The real economy and the crisis: revisiting productivity fundamentals

[broken link removed]

This article notes the lack of real-time feedback on productivity figures and seems to suggest that with these to hand, crises might be better forecast in the future.

Thus - it seems to say - the current crisis may arise not simply from the simplistic reason of the collapse of the sub-prime mortgage market, but because of a  complex linkage of reasons associated with productivity in production.

ONQ.


----------



## Chris (6 Jan 2010)

*Re: OECD.org Article - The Real Economy: revisiting underlying productivity fundament*

I agree, the sub prime market was just the straw that broke the camels back. Everything in the last 20 to 30 years was leading up to a financial crisis: excessive public and private prime debt, excessive budget deficits, political promises of an easy life for all, too low interest rates, too much monetary inflation, the list goes on and on.
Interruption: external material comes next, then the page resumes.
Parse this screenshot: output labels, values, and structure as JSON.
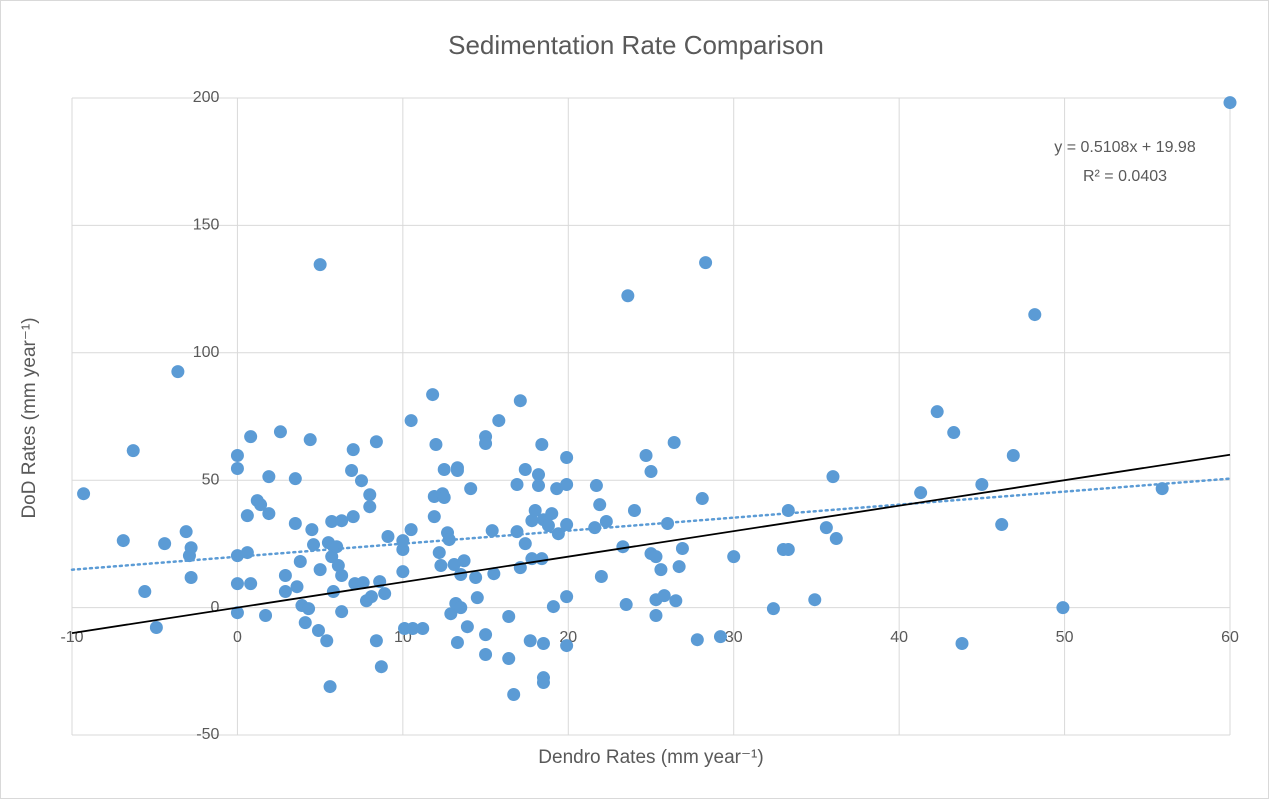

Real-time data on productivity would be available in a totally free market economy, where there is not a group of people (elected or not) trying to second guess market data and manipulate interst rates, money supply and certain industries. 
The real problem is the economic data that is being used to make things look rosy. E. g. GDP, it measures the economic output of domestic enterprises (discounted in fancy ways for public spending and price inflation). In the US especially, many domestic companies have outsourced production outside the US, but the entire revenue of the domestic companies is added to GDP, even when production takes place abroad. This results in economic data looking like fewer people are producing more, i.e. higher productivity.


----------